Collective multimode strong coupling in plasmonic nanocavities

TL;DR

This paper demonstrates that off-resonant multimode plasmonic modes significantly influence strong coupling phenomena, revealing a transition from single to collective multimode interactions with implications for quantum technology.

Contribution

It uncovers the crucial role of off-resonant modes in plasmonic nanocavities and characterizes the transition to collective multimode strong coupling.

Findings

Multiple plasmonic modes create numerous oscillation frequencies.

Identification of three coupling regimes: single, multimode, and collective.
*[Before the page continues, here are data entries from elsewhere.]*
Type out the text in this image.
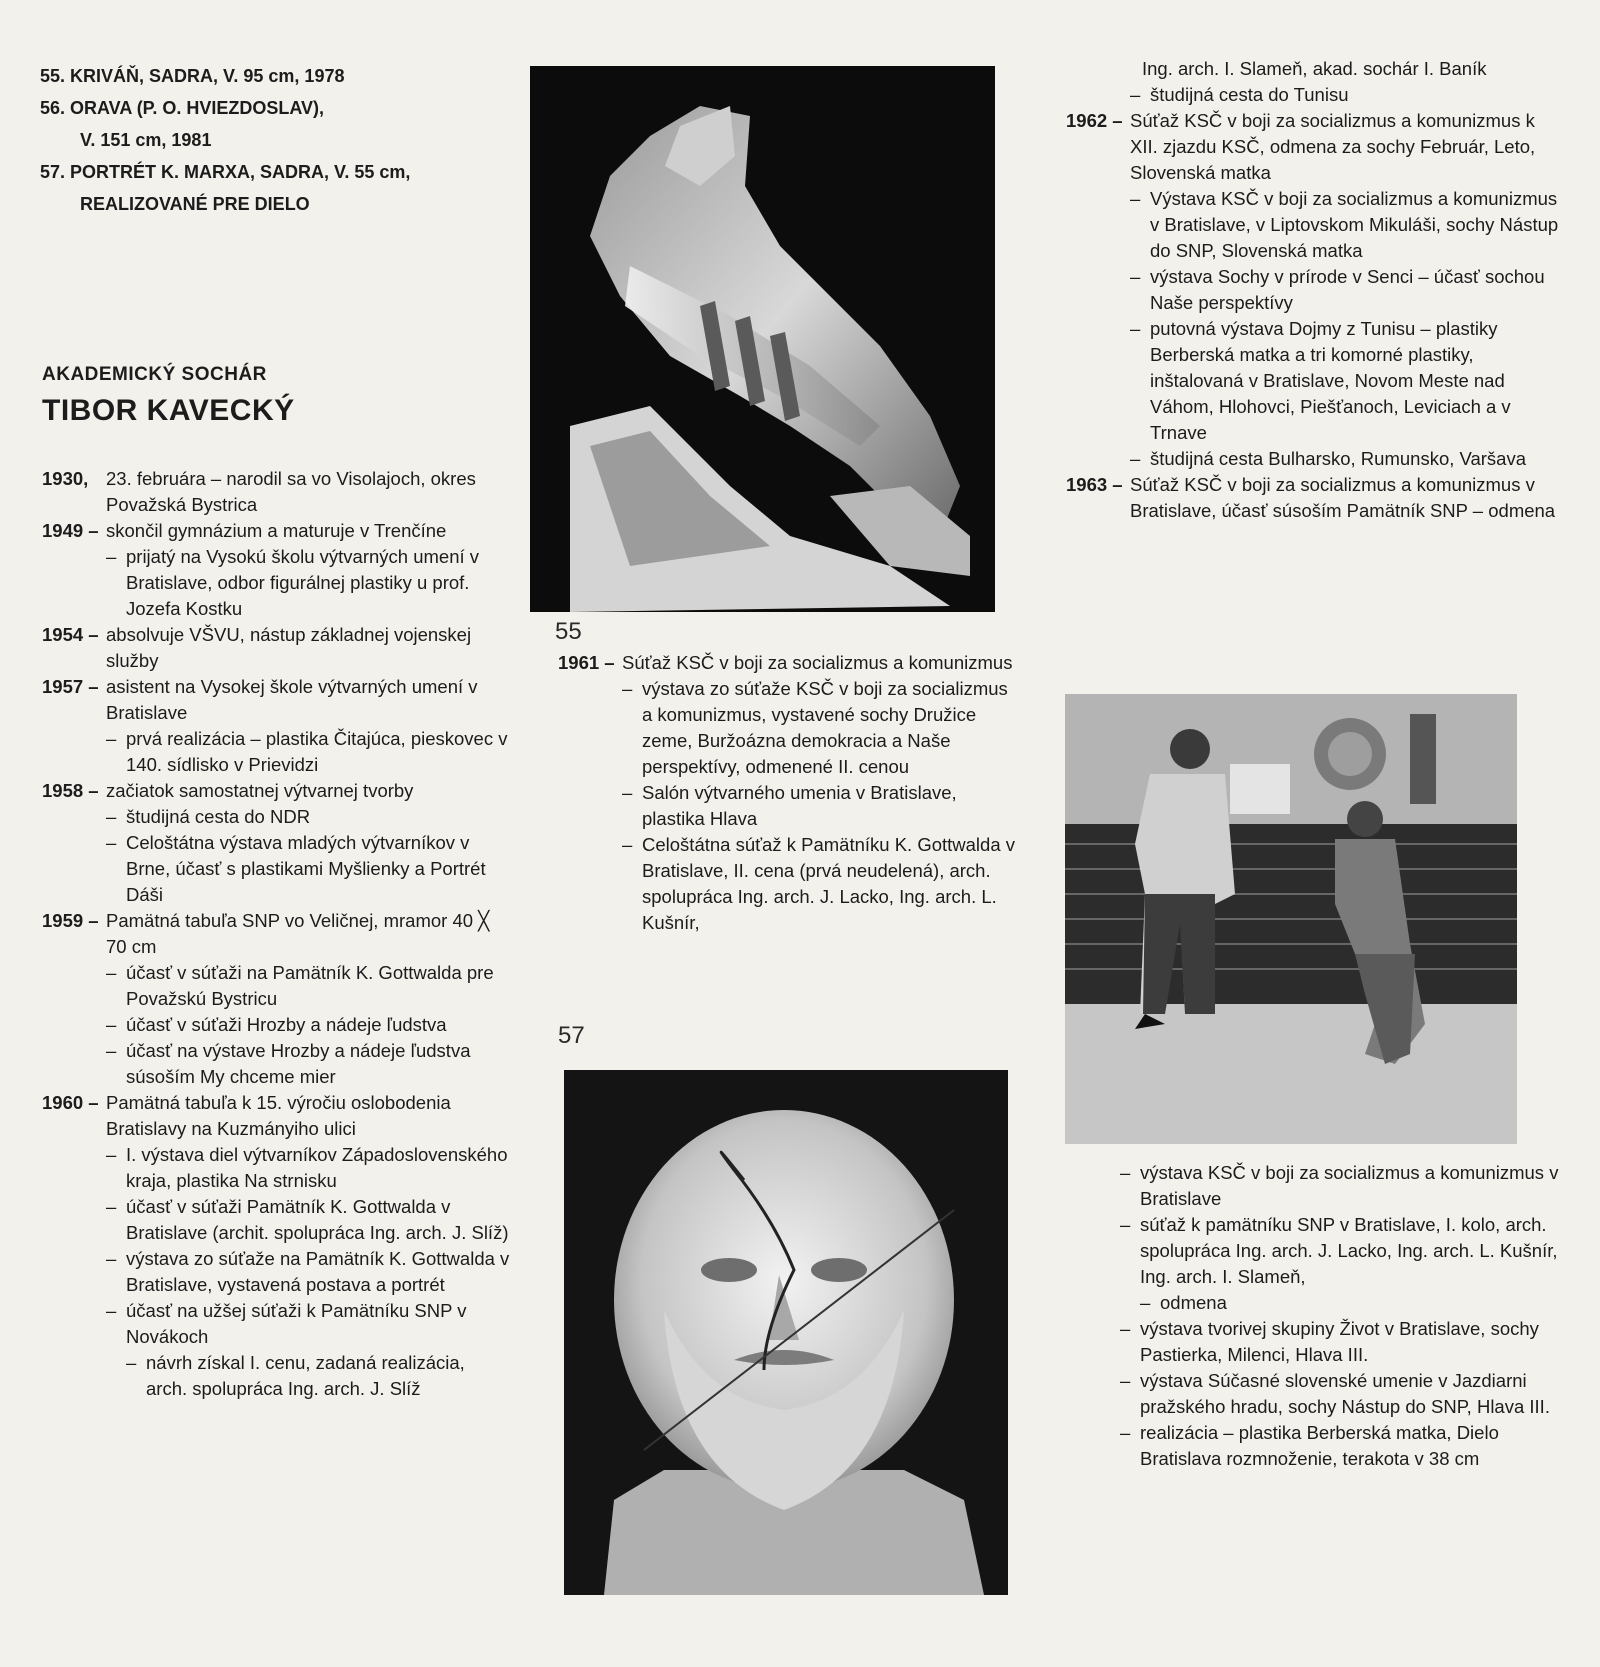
55. KRIVÁŇ, SADRA, V. 95 cm, 1978
56. ORAVA (P. O. HVIEZDOSLAV),
V. 151 cm, 1981
57. PORTRÉT K. MARXA, SADRA, V. 55 cm,
REALIZOVANÉ PRE DIELO
AKADEMICKÝ SOCHÁR
TIBOR KAVECKÝ
1930, 23. februára – narodil sa vo Visolajoch, okres Považská Bystrica
1949 – skončil gymnázium a maturuje v Trenčíne
– prijatý na Vysokú školu výtvarných umení v Bratislave, odbor figurálnej plastiky u prof. Jozefa Kostku
1954 – absolvuje VŠVU, nástup základnej vojenskej služby
1957 – asistent na Vysokej škole výtvarných umení v Bratislave
– prvá realizácia – plastika Čitajúca, pieskovec v 140. sídlisko v Prievidzi
1958 – začiatok samostatnej výtvarnej tvorby
– študijná cesta do NDR
– Celoštátna výstava mladých výtvarníkov v Brne, účasť s plastikami Myšlienky a Portrét Dáši
1959 – Pamätná tabuľa SNP vo Veličnej, mramor 40 ╳ 70 cm
– účasť v súťaži na Pamätník K. Gottwalda pre Považskú Bystricu
– účasť v súťaži Hrozby a nádeje ľudstva
– účasť na výstave Hrozby a nádeje ľudstva súsoším My chceme mier
1960 – Pamätná tabuľa k 15. výročiu oslobodenia Bratislavy na Kuzmányiho ulici
– I. výstava diel výtvarníkov Západoslovenského kraja, plastika Na strnisku
– účasť v súťaži Pamätník K. Gottwalda v Bratislave (archit. spolupráca Ing. arch. J. Slíž)
– výstava zo súťaže na Pamätník K. Gottwalda v Bratislave, vystavená postava a portrét
– účasť na užšej súťaži k Pamätníku SNP v Novákoch
– návrh získal I. cenu, zadaná realizácia, arch. spolupráca Ing. arch. J. Slíž
55
1961 – Súťaž KSČ v boji za socializmus a komunizmus
– výstava zo súťaže KSČ v boji za socializmus a komunizmus, vystavené sochy Družice zeme, Buržoázna demokracia a Naše perspektívy, odmenené II. cenou
– Salón výtvarného umenia v Bratislave, plastika Hlava
– Celoštátna súťaž k Pamätníku K. Gottwalda v Bratislave, II. cena (prvá neudelená), arch. spolupráca Ing. arch. J. Lacko, Ing. arch. L. Kušnír,
57
Ing. arch. I. Slameň, akad. sochár I. Baník
– študijná cesta do Tunisu
1962 – Súťaž KSČ v boji za socializmus a komunizmus k XII. zjazdu KSČ, odmena za sochy Február, Leto, Slovenská matka
– Výstava KSČ v boji za socializmus a komunizmus v Bratislave, v Liptovskom Mikuláši, sochy Nástup do SNP, Slovenská matka
– výstava Sochy v prírode v Senci – účasť sochou Naše perspektívy
– putovná výstava Dojmy z Tunisu – plastiky Berberská matka a tri komorné plastiky, inštalovaná v Bratislave, Novom Meste nad Váhom, Hlohovci, Piešťanoch, Leviciach a v Trnave
– študijná cesta Bulharsko, Rumunsko, Varšava
1963 – Súťaž KSČ v boji za socializmus a komunizmus v Bratislave, účasť súsoším Pamätník SNP – odmena
– výstava KSČ v boji za socializmus a komunizmus v Bratislave
– súťaž k pamätníku SNP v Bratislave, I. kolo, arch. spolupráca Ing. arch. J. Lacko, Ing. arch. L. Kušnír, Ing. arch. I. Slameň,
– odmena
– výstava tvorivej skupiny Život v Bratislave, sochy Pastierka, Milenci, Hlava III.
– výstava Súčasné slovenské umenie v Jazdiarni pražského hradu, sochy Nástup do SNP, Hlava III.
– realizácia – plastika Berberská matka, Dielo Bratislava rozmnoženie, terakota v 38 cm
Potential for ultra-fast energy transfer in quantum devices.

Abstract

Plasmonic nanocavities enable access to the quantum properties of matter, but are often simplified to single mode models despite their complex multimode structure. Here, we show that off-resonant plasmonic modes in fact play a crucial role in strong coupling, and determine the onset of a novel collective interaction. Our analysis reveals that $n$ strongly coupled plasmonic modes, introduce up to $n(n+1)/2$ oscillation frequencies that depend on their coupling strengths and detunings from the quantum emitter. Furthermore, we identify three distinct regions as the coupling strength increases: (1) single mode, (2) multimode, and (3) collective multimode strong coupling. Our findings enhance the understanding of quantum dynamics in realistic plasmonic environments and demonstrate their potential to achieve ultra-fast energy transfer in light-driven quantum technologies.